When Jodie Swarbrick’s daughter was severely ill in hospital, she daren’t leave her side.
She didn’t have time to pack any essential items like toiletries and snacks, as she dedicated her time to two-year-old Freya.
Now a year on from Freya’s dramatic illness, Jodie shares her experiences as she fund-raises for bags filled with useful items for families during a hospital stay.
The 24-year-old from Savick says: “This time last year Freya was really poorly with a high temperature and swollen tummy.
“I took her to Royal Preston Hospital (RPH) and doctors said she had a vital infection and to ‘let her fight it off herself.’ Thinking doctors knew best I took her home and did as they said.
“I then had to take her back a few days later as she had deteriorated and x-rays revealed her lungs were infected. Doctors said they needed to put her to sleep to put in a chest drain and that she needed to go to Royal Manchester Children’s Hospital (RMCH).
“Watching her get put to sleep was heartbreaking.
“She was filled with lots of wires and oxygen mask. She looked so tiny and to be told I wouldn’t see her awake for days literally broke my heart into a million pieces.
“An ambulance took her to Manchester, where she was taken straight to intensive care.
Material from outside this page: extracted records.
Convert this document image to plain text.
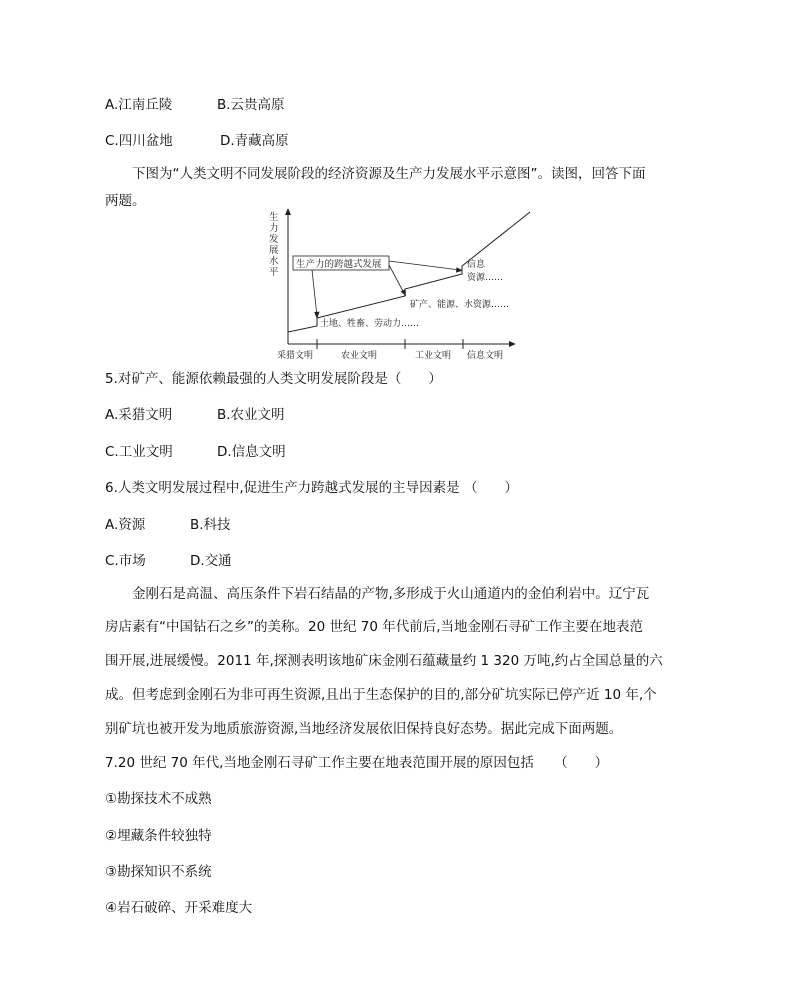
A.江南丘陵	B.云贵高原
C.四川盆地	D.青藏高原
下图为“人类文明不同发展阶段的经济资源及生产力发展水平示意图”。读图，回答下面
两题。
生力发展水平
生产力的跨越式发展	信息
资源……
矿产、能源、水资源……
土地、牲畜、劳动力……
采猎文明	农业文明	工业文明 信息文明
5.对矿产、能源依赖最强的人类文明发展阶段是（　　）
A.采猎文明	B.农业文明
C.工业文明	D.信息文明
6.人类文明发展过程中,促进生产力跨越式发展的主导因素是 （　　）
A.资源	B.科技
C.市场	D.交通
金刚石是高温、高压条件下岩石结晶的产物,多形成于火山通道内的金伯利岩中。辽宁瓦
房店素有“中国钻石之乡”的美称。20 世纪 70 年代前后,当地金刚石寻矿工作主要在地表范
围开展,进展缓慢。2011 年,探测表明该地矿床金刚石蕴藏量约 1 320 万吨,约占全国总量的六
成。但考虑到金刚石为非可再生资源,且出于生态保护的目的,部分矿坑实际已停产近 10 年,个
别矿坑也被开发为地质旅游资源,当地经济发展依旧保持良好态势。据此完成下面两题。
7.20 世纪 70 年代,当地金刚石寻矿工作主要在地表范围开展的原因包括　　（　　）
①勘探技术不成熟
②埋藏条件较独特
③勘探知识不系统
④岩石破碎、开采难度大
She was put on breathing support and had her first chest drain fitted. An hour later I was finally allowed in. I never left her side and was awake next to her bed holding her hand and begging her to not leave me.
“So many tests were done on her and each night i would sit by her bed reading her stories.
“The next day, doctors told me Freya had pneumonia and sepsis - both extremely dangerous and life threatening. Her lungs were badly filled with infection which had then spread throughout her tiny body and caused her to contract sepsis.
“I asked what would have happened if I had left her to ‘fight it herself’ as advised and the respiratory consultant told me she wouldn’t be here now.
“A day later I would have lost my daughter because she would have suffocated in her sleep.
“If she had been left any later, she would have died within 24 hours. Doctors got to her in time.
“She stayed in a coma for three to four days and then was sent to intensive care for a blood transfusion and more chest drains.
“Whilst the majority of the fluid had been drained, there was a pocket of air in the lining where the fluid had been which caused her lung to collapse and make it harder to breathe. CT scans and x-rays then showed that the infection had caused her lung to have a hole in. The scan also showed she had a blood clot in an artery in her chest where central line and the battle to get the right strength of medication began.
“She also developed herpes in her mouth and lost weight as she was unable to eat. She had to learn how to walk again as she had lost all her strength.
“How much does one little girl need to go through?
“She had been in hospital for about four weeks and after her second chest drain, each day she got stronger, so we returned home. But a week later she had to go back to RPH.
“As she was not getting rid of the infection, we had to go back to RMCH to get stronger antibiotics. A year later Freya, who is now three, is still on antibiotics. She is still under the care of Manchester Children’s Hospital, which has a great specialist care team.
“Nothing in the world can prepare you for the day your child becomes critically ill. It was very hard as I had to be away from my younger daughter Ebony, now two.
“My daughter was 24 hours away from dying - Ebony nearly lost her older sister and best friend. I stood by my daughter’s bedside whilst she was hooked up to machines and medication, with tubes coming out at her from all angles.
“I kept people updated on Facebook as I didn’t want to keep ringing people. I stayed by her side for the initial days when she was in a coma. I shut off from everybody. I learnt how to turn my feelings off and allow myself to keep going.”
Jodie, who is studying children, young people and their services at Preston’s College, says she felt isolated whilst in hospital but aims to provide comfort to others by giving Love Freya x bags of useful items and a support booklet.
She adds: “For the first couple of days I didn’t want to leave Freya. So I want to help ease the pressure for families. The bags, worth around £15, will contain basic things like cuppa soups, snacks, water, toiletries and a note pad to write down what the doctor says. I have also compiled a support booklet with details of Freya’s story and also some other friends who have had similar experiences so they don’t feel they are on their own.
“I felt nobody understood as nobody loved my daughter as much as I did. I had a friend whose son has heart problems so I knew she understood, but not everyone has someone like that. I want to reassure people.”
To raise money for the bags, Jodie, supported by local community radio station 103.2FM City Beat, is organising a fashion show at Wilbraham Club, in Geoffrey Street, Preston, on Saturday June 24, from 1pm until 4pm.
There will also be raffles, a pamper station, cake stalls, entertainment and a visit from Humphrey Bear.
Tickets are £3 for adults, £1.50 for children under 16s and a family ticket is £6. Pay on the door or get tickets by contact Jodie on Facebook - Love Freya x.
Josie adds: “I have had a lot of support from people. If they can help other families then that is all I can wish for. So far I have enough goods for 40 bags but I am hoping to raise as much money as I can. The care bags will go to families at RMCH as they saved Freya’s life. The nurses and staff there were amazing.
“As I get more funds, I aim to distribute them further to Royal Preston Hospital.”